Faits divers

Il viole la fillette de son ex , mais aussi sa voisine. Le procureur requiert 8 ans et une mise à dispo sition du gouvernement

BRUXELLES Écoeurant dossier qui a échoué devant le tribunal correctionnel de Bruxelles. Tony H., 44 ans, a fait preuve d'une perversité indescriptible. Faisant état d'une précédente condamnation en 1998 pour le viol de son fils, il s'explique : "Je n'avais rien fait. Je faisais la sieste. Je me suis réveillé, mon fils avait mon sexe dans sa bouche. C'est tout".

"Et quel âge avait votre fils ?" , a demandé la présidente Claire Degryse. "Il avait 4 ans" , a répondu Tony H.

Cette fois, le prévenu doit répondre de faits de viol et d'attentats à la pudeur sur la fillette de sa compagne et de faits de viol sur sa voisine. Pour compléter le tout, il est aussi accusé de détention d'images pédopornographiques.

Lors de son réquisitoire, le procureur a requis une peine de 8 années de prison et une mise à disposition du gouvernement. "Compte tenu de la gravité des faits, d'une précédente condamnation et d'une thérapie sans effet, il faut prendre toutes les mesures qui s'imposent pour éviter que le prévenu ne récidive " , a requis le procureur.

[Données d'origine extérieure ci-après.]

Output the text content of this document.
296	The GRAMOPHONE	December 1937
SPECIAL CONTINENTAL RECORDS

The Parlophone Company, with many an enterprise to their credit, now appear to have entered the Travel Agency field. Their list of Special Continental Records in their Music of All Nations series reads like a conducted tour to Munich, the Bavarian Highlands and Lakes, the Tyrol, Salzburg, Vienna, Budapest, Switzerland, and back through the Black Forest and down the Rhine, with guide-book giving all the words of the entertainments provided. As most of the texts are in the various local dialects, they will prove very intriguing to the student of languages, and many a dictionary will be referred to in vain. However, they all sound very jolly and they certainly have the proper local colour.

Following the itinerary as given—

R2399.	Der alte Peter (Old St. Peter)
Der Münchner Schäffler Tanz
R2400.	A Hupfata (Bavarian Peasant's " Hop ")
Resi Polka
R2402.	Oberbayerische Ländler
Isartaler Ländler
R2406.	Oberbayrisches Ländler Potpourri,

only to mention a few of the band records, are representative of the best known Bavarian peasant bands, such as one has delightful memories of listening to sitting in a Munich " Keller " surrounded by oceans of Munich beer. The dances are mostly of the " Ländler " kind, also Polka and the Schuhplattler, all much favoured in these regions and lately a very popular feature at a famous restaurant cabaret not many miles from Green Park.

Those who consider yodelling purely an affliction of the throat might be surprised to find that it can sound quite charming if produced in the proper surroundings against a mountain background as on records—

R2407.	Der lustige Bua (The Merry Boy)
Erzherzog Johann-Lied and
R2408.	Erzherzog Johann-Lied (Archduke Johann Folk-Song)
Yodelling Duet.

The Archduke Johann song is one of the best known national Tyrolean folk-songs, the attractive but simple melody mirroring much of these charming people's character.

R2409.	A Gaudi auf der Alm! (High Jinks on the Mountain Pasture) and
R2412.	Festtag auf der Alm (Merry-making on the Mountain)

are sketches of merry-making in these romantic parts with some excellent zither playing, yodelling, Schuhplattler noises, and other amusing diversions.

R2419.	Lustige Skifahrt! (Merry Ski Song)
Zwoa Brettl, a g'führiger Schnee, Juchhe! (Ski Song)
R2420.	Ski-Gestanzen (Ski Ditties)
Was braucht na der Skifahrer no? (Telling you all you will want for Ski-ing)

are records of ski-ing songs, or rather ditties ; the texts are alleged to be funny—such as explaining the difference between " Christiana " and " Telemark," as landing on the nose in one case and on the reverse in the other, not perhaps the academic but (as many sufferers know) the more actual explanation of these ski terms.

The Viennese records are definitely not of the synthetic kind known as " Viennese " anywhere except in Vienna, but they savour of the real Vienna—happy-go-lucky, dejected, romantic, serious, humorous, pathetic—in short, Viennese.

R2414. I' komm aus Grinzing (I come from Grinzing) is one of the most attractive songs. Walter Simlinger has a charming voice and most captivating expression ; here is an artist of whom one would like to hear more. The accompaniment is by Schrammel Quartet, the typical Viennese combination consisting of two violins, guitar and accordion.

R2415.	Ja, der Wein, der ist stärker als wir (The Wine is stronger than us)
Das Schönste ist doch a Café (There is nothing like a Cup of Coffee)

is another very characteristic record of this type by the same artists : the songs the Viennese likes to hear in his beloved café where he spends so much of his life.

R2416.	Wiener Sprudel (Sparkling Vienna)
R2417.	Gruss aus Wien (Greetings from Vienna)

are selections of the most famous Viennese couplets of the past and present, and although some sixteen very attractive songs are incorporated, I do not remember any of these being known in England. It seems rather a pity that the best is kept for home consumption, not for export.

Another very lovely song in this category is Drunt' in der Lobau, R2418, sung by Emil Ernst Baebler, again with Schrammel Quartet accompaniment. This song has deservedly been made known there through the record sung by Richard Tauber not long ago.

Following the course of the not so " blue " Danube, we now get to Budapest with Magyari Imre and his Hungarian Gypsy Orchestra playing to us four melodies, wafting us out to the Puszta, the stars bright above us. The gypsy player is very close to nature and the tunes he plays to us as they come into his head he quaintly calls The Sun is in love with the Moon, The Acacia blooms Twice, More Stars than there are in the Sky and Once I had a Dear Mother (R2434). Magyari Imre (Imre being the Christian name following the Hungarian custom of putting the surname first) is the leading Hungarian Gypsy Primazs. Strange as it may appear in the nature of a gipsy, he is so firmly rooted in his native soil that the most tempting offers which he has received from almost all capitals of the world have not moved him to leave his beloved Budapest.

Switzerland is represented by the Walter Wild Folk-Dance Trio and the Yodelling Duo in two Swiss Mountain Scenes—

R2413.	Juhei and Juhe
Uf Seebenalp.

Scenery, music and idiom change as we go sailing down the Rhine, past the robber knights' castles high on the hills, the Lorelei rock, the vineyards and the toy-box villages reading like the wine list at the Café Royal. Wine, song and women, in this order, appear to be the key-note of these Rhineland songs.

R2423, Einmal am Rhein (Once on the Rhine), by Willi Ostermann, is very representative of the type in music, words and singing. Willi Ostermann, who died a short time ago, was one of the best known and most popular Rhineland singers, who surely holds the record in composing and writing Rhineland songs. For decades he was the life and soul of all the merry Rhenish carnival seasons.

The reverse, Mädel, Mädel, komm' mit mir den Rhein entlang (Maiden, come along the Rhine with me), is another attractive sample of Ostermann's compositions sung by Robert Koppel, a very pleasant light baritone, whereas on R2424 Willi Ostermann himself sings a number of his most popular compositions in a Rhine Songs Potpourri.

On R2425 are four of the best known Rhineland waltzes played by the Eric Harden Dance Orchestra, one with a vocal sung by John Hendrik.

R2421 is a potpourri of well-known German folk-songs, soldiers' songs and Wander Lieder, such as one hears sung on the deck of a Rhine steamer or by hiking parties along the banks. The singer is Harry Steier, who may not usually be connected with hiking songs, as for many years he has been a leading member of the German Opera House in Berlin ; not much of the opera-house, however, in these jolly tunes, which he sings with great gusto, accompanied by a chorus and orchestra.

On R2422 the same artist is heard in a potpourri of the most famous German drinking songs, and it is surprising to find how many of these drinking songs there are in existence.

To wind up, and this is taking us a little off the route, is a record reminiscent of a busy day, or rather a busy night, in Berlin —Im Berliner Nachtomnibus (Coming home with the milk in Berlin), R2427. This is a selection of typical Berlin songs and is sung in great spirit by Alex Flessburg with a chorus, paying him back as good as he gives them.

Des faits gravissimes, c'est une certitude. Surtout lorsque l'on sait que la fillette n'était qu'un bambin lors des premiers abus. Elle n'avait en effet que 18 mois.

C'est l'institutrice, notamment, qui a remarqué l'attitude étrange de la fillette. "Elle a remarqué que la fillette refusait d'accompagner le prévenu lorsque c'était lui qui venait la chercher à l'école , révèle le dossier. Tony H. était souriant et gentil mais la fillette semblait traumatisée. Elle a aussi confié qu'elle avait mal et qu'il la touchait..."

Tony H. répond aussi du viol de sa voisine. Selon le dossier accusateur, le prévenu a manipulé la victime, la faisant boire et fumer. Finalement, il est parvenu à ses fins en la violant dans la salle à manger.

Pour son dernier mot, le prévenu a déclaré : "Je suis bel et bien responsable pour la détention d'images pédopornographiques. Mais je n'ai jamais touché la petite. C'est une gamine que j'apprécie beaucoup et je suis anéanti que l'on puisse m'accuser de cela..." . Jugement dans un mois.